Les images de Raul

(Lima) Pour le bibliophile que je suis, une sortie sur la rue Camana s’imposait. Bel exemple du caractère baroque de Lima, cette rue, pas plus longue d’un kilomètre, rassemble les vendeurs de livres usagés, rares ou usagés. Lorsqu’un bouquineur n’a pas sa propre vitrine sur Camana, il se joint à d’autres commerçants pour louer un hangar où il vendra ses livres, ses disques, ses bonheurs d’occasion.

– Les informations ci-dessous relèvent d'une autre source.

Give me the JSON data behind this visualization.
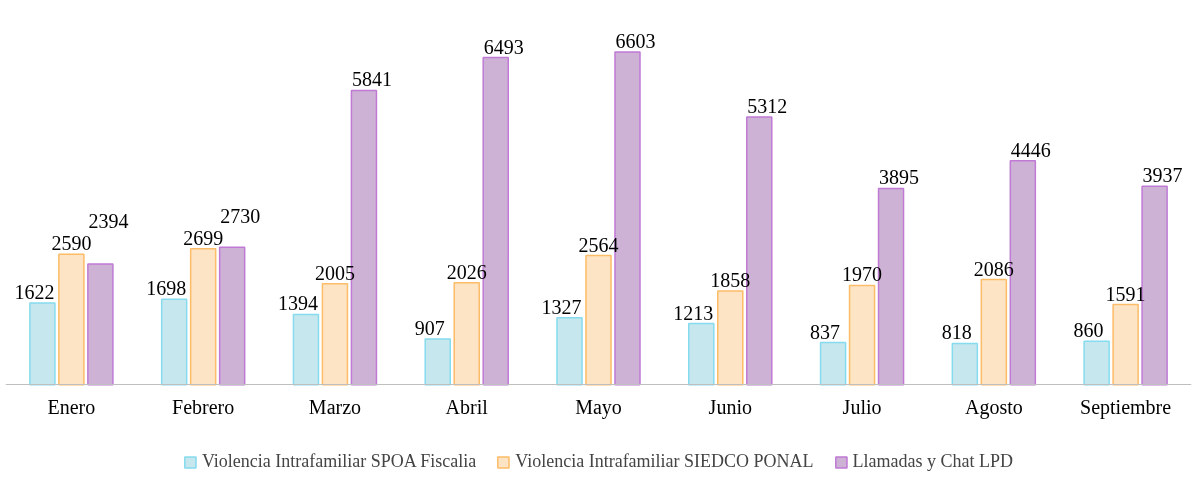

La boutique de Raul Valdiviezo Mendoza se trouve justement au fond de l’un de ses bâtiments dont de larges trous dans la toiture laisse entrer le gris du ciel. «Je tiens ce lieu uniquement pour acheter ce que les clients ont à m’offrir comme pièces de collection, car je fais la plus grande partie de mon chiffre d’affaires sur internet.»
Sa spécialité: les photos d’époque. Son commerce regorge de boîtes remplies d’images de toutes les époques, de tous les sujets. Chaque jour, une cinquantaine de clients, des collectionneurs pour la plupart, mais aussi des chercheurs, viennent en quête d’une perle à ajouter à leur écrin.
Le secret de son succès réside dans ses bas prix. «Je pourrais avoir un commerce chic avec une vitrine, mais je serais obligé d’augmenter les prix. Je préfère rester accessible au grand public», explique Raul qui s’assoit derrière son petit comptoir depuis dix ans. Ingénieur industriel de formation, mais bouquiniste par choix, Raul tout d’abord commencé en collectionnant des timbres plus jeune, une passion qui l’anime toujours. Aujourd’hui, il vend un peu de tout partout dans le monde: disques, antiquités, médailles, livres et photos. Sa plus grande prise selon lui a été de vendre les décorations militaires du président Manuel Prado pour un montant qu’il préfère ne pas révéler.
Une partie de la mémoire vivante de Lima réside quelque part dans ses innombrables cartons de souvenirs.

Le père d’Enrique

À deux cent mètres plus loin sur la rue Camana, j’entends une musique salsa qui rompt avec le bourdonnement lointain de la plaza San Martin. Dans un autre hangar, Enrique Chavez Castro attend les clients tout en fredonnant un air de son salsero favori, Hector Lavoe.

«La mort de mon père m’a conduit à vendre des livres», raconte-t-il.
Le Liméniens se consacrait à la vente de musique salsa lorsque son père, un véritable rat de bibliothèque, est décédé. « La collection comptait 20 000 titres. Des livres d’art, de littérature, de zoologie, mais surtout des œuvres marxistes. »Avec un nom de famille pareil, difficile de pas avoir le cœur qui porte à gauche. «Mon père n’était pas du genre à partager ses livres. Il les gardait sous clef de peur que la police les lui confisque. C’était à l’époque du terrorisme où quiconque avait des idées progressistes devenait suspect.»
Au décès de son père, Enrique vend la moitié de la collection pour un montant «affreusement bas». Ensuite, il a décidé de faire un peu de place aux bouquins parmi ses disques de salsa jusqu’à ce qu’ils occupent toutes les étagères de son modeste commerce. Avec le temps, Enrique réussit à reconnaître chez ses clients réguliers sa personnalité propre, «sa ligne de lecture».
«Si c’était à refaire, j’ouvrirais une sorte de club de lecture alternatif avec des œuvres uniques, une sorte de lieu de diffusion des idées progressistes. » Dans sa librairie seconde main, Enrique conserve un petit endroit pour les livres traitant de musique salsa, un sujet sur lequel il compte bientôt écrire.